In the athletes the wide use of Anabolic Androgenic Steroids (AAS) cause series damage in various organs, in particular, analyzing the liver, elevation on the levels of liver enzymes, cholestatic jaundice, liver tumors, both benign and malignant, and peliosis hepatis are described. A prolonged AAS administration provokes an increase in the activities of liver lysosomal hydrolases and a decrease in some components of the microsomal drug-metabolizing system and in the activity of the mitochondrial respiratory chain complexes without modifying classical serum indicators of hepatic function. Liver is a key organ actively involved in numerous metabolic and detoxifying functions. As a consequence, it is continuously exposed to high levels of endogenous and exogenous oxidants that are by-products of many biochemical pathways and, in fact, it has been demonstrated that intracellular oxidant production is more active in liver than in tissues, like the increase of inflammatory cytokines, apoptosis and the inhibitors of apoptosis NF- κB and Heat Shock Proteins.

Heart disease induced by AAS abuse, using experimental mice/rats models and the role of exercise-induced cardiotoxicity.

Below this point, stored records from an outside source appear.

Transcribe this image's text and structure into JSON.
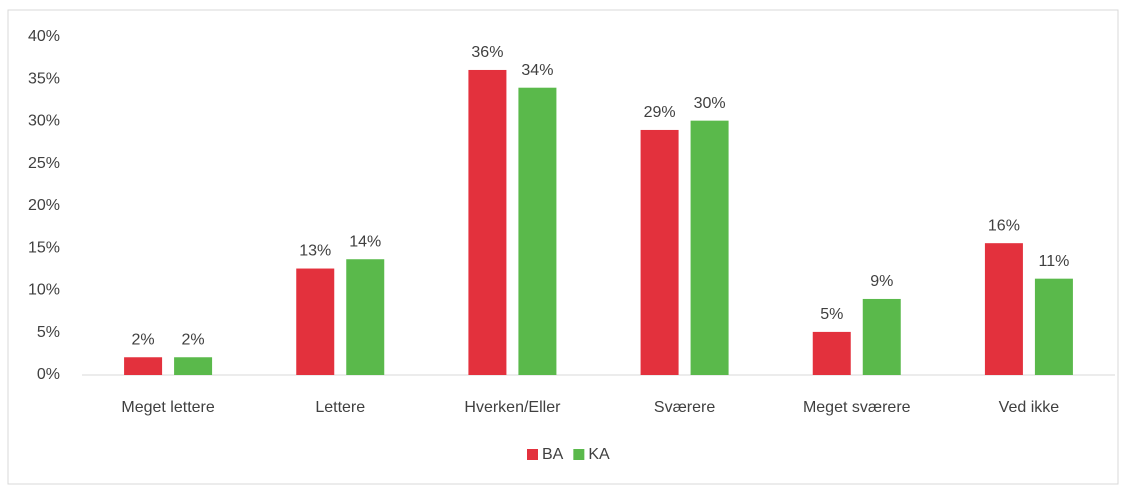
{
  "chart_data": {
    "type": "bar",
    "categories": [
      "Meget lettere",
      "Lettere",
      "Hverken/Eller",
      "Sværere",
      "Meget sværere",
      "Ved ikke"
    ],
    "series": [
      {
        "name": "BA",
        "color": "#e3313d",
        "values": [
          2.1,
          12.6,
          36.1,
          29.0,
          5.1,
          15.6
        ],
        "value_labels": [
          "2%",
          "13%",
          "36%",
          "29%",
          "5%",
          "16%"
        ]
      },
      {
        "name": "KA",
        "color": "#5ab94b",
        "values": [
          2.1,
          13.7,
          34.0,
          30.1,
          9.0,
          11.4
        ],
        "value_labels": [
          "2%",
          "14%",
          "34%",
          "30%",
          "9%",
          "11%"
        ]
      }
    ],
    "ylim": [
      0,
      40
    ],
    "yticks": [
      {
        "value": 0,
        "label": "0%"
      },
      {
        "value": 5,
        "label": "5%"
      },
      {
        "value": 10,
        "label": "10%"
      },
      {
        "value": 15,
        "label": "15%"
      },
      {
        "value": 20,
        "label": "20%"
      },
      {
        "value": 25,
        "label": "25%"
      },
      {
        "value": 30,
        "label": "30%"
      },
      {
        "value": 35,
        "label": "35%"
      },
      {
        "value": 40,
        "label": "40%"
      }
    ],
    "legend": "bottom"
  }
}
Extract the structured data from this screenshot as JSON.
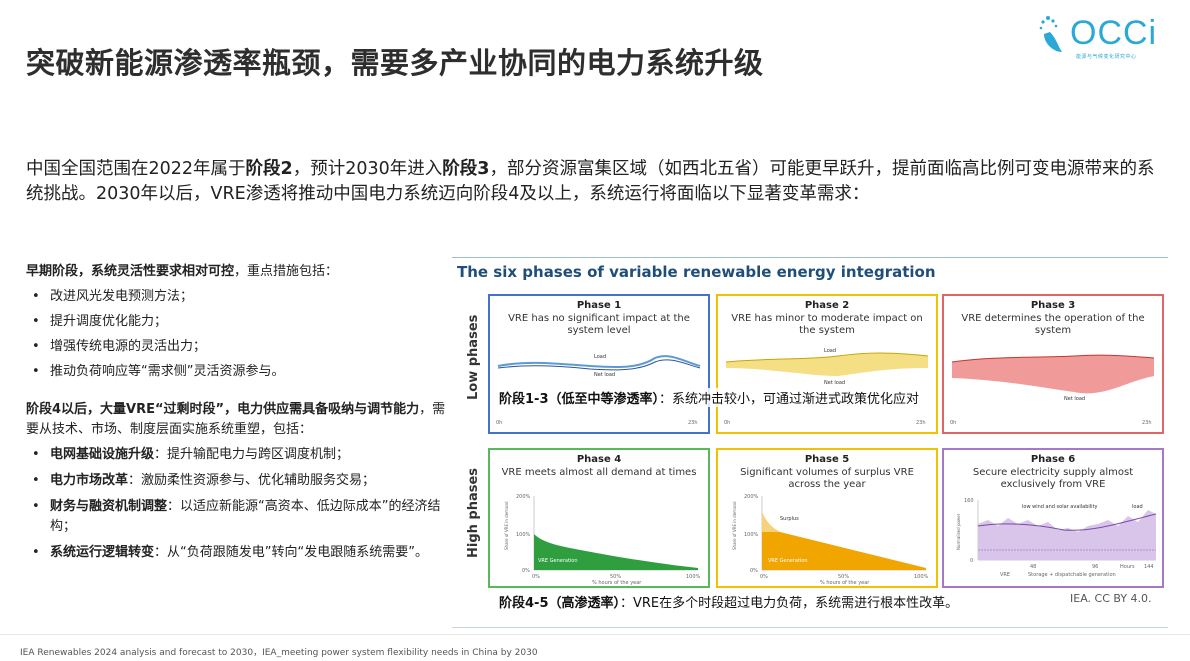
{
  "title": "突破新能源渗透率瓶颈，需要多产业协同的电力系统升级",
  "logo": {
    "text": "OCCi",
    "subtitle": "能源与气候变化研究中心"
  },
  "intro": {
    "p1": "中国全国范围在2022年属于",
    "b1": "阶段2",
    "p2": "，预计2030年进入",
    "b2": "阶段3",
    "p3": "，部分资源富集区域（如西北五省）可能更早跃升，提前面临高比例可变电源带来的系统挑战。2030年以后，VRE渗透将推动中国电力系统迈向阶段4及以上，系统运行将面临以下显著变革需求："
  },
  "early": {
    "head": "早期阶段，系统灵活性要求相对可控",
    "tail": "，重点措施包括：",
    "items": [
      "改进风光发电预测方法；",
      "提升调度优化能力；",
      "增强传统电源的灵活出力；",
      "推动负荷响应等“需求侧”灵活资源参与。"
    ]
  },
  "stage4": {
    "head": "阶段4以后，大量VRE“过剩时段”，电力供应需具备吸纳与调节能力",
    "tail": "，需要从技术、市场、制度层面实施系统重塑，包括：",
    "items": [
      {
        "bold": "电网基础设施升级",
        "text": "：提升输配电力与跨区调度机制；"
      },
      {
        "bold": "电力市场改革",
        "text": "：激励柔性资源参与、优化辅助服务交易；"
      },
      {
        "bold": "财务与融资机制调整",
        "text": "：以适应新能源“高资本、低边际成本”的经济结构；"
      },
      {
        "bold": "系统运行逻辑转变",
        "text": "：从“负荷跟随发电”转向“发电跟随系统需要”。"
      }
    ]
  },
  "figure": {
    "title": "The six phases of variable renewable energy integration",
    "low_label": "Low phases",
    "high_label": "High phases",
    "phases": [
      {
        "name": "Phase 1",
        "desc": "VRE has no significant impact at the system level",
        "color": "#4472c4"
      },
      {
        "name": "Phase 2",
        "desc": "VRE has minor to moderate impact on the system",
        "color": "#f2c200"
      },
      {
        "name": "Phase 3",
        "desc": "VRE determines the operation of the system",
        "color": "#e06666"
      },
      {
        "name": "Phase 4",
        "desc": "VRE meets almost all demand at times",
        "color": "#59b85c"
      },
      {
        "name": "Phase 5",
        "desc": "Significant volumes of surplus VRE across the year",
        "color": "#f2c200"
      },
      {
        "name": "Phase 6",
        "desc": "Secure electricity supply almost exclusively from VRE",
        "color": "#a678c7"
      }
    ],
    "small": {
      "load": "Load",
      "net_load": "Net load",
      "h0": "0h",
      "h23": "23h",
      "y200": "200%",
      "y100": "100%",
      "y0": "0%",
      "x0": "0%",
      "x50": "50%",
      "x100": "100%",
      "x_axis": "% hours of the year",
      "y_axis": "Share of VRE in demand",
      "vre_gen": "VRE Generation",
      "surplus": "Surplus",
      "p6_160": "160",
      "p6_0": "0",
      "p6_48": "48",
      "p6_96": "96",
      "p6_144": "144",
      "p6_hours": "Hours",
      "p6_low": "low wind and solar availability",
      "p6_load": "load",
      "p6_yaxis": "Normalised power",
      "p6_legend1": "VRE",
      "p6_legend2": "Storage + dispatchable generation"
    },
    "overlay_low": {
      "bold": "阶段1-3（低至中等渗透率）",
      "text": "：系统冲击较小，可通过渐进式政策优化应对"
    },
    "overlay_high": {
      "bold": "阶段4-5（高渗透率）",
      "text": "：VRE在多个时段超过电力负荷，系统需进行根本性改革。"
    },
    "credit": "IEA. CC BY 4.0."
  },
  "footer": "IEA Renewables 2024 analysis and forecast to 2030，IEA_meeting power system flexibility needs in China by 2030"
}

The anabolic-androgenic steroids (AAS) are all synthetic derivates of testosterone and are commonly used as sport performance enhancers in athletes. The heart is one of the organs most frequently affected by administration of anabolic steroids. A direct myocardial injury caused by AAS is supposed to determine marked hypertrophy in myocardial cells, extensive regional fibrosis and necrosis. A number of excellent studies, using animal models, were performed to evaluate the cardiac effects of AAS. It is known that exogenous administration induced cardiac hypertrophy in vitro and in vivo, and when combined with exercise, anabolic steroid use has been shown to change exercise-induced physiological cardiac hypertrophy to pathophysiological cardiac hypertrophy. However the molecular mechanisms are still poorly understood. It's described that sudden cardiac death, myocardial infarct; ventricular remodelling and cardiomyopathy do to AAS is related to apoptosis and oxidative stress when associated with exercise. Mechanical stimuli and circulating humoral factors (TNF-α, HSP-70, IL-1ß) released by the heart and peripheral organs are responsible. Testosterone and derivates can work through genomic (activation of specific androgen receptor, interaction with coactivators and co-repressors transcription factors, gene regulation) and non-genomic mechanism (membrane-receptor-second messenger cascades). Chronic AAS abuse results in different patterns of pathologic alterations, which depend on type, dose, frequency, and mode of use. The difficulty in interpreting experimental data on animals (mice and rats) lies in the diversity of experiments (the diversity of substances, which show different properties, different mice / rats by sex and age, duration of treatment with AAS, dosages used, type, scope and exercise duration).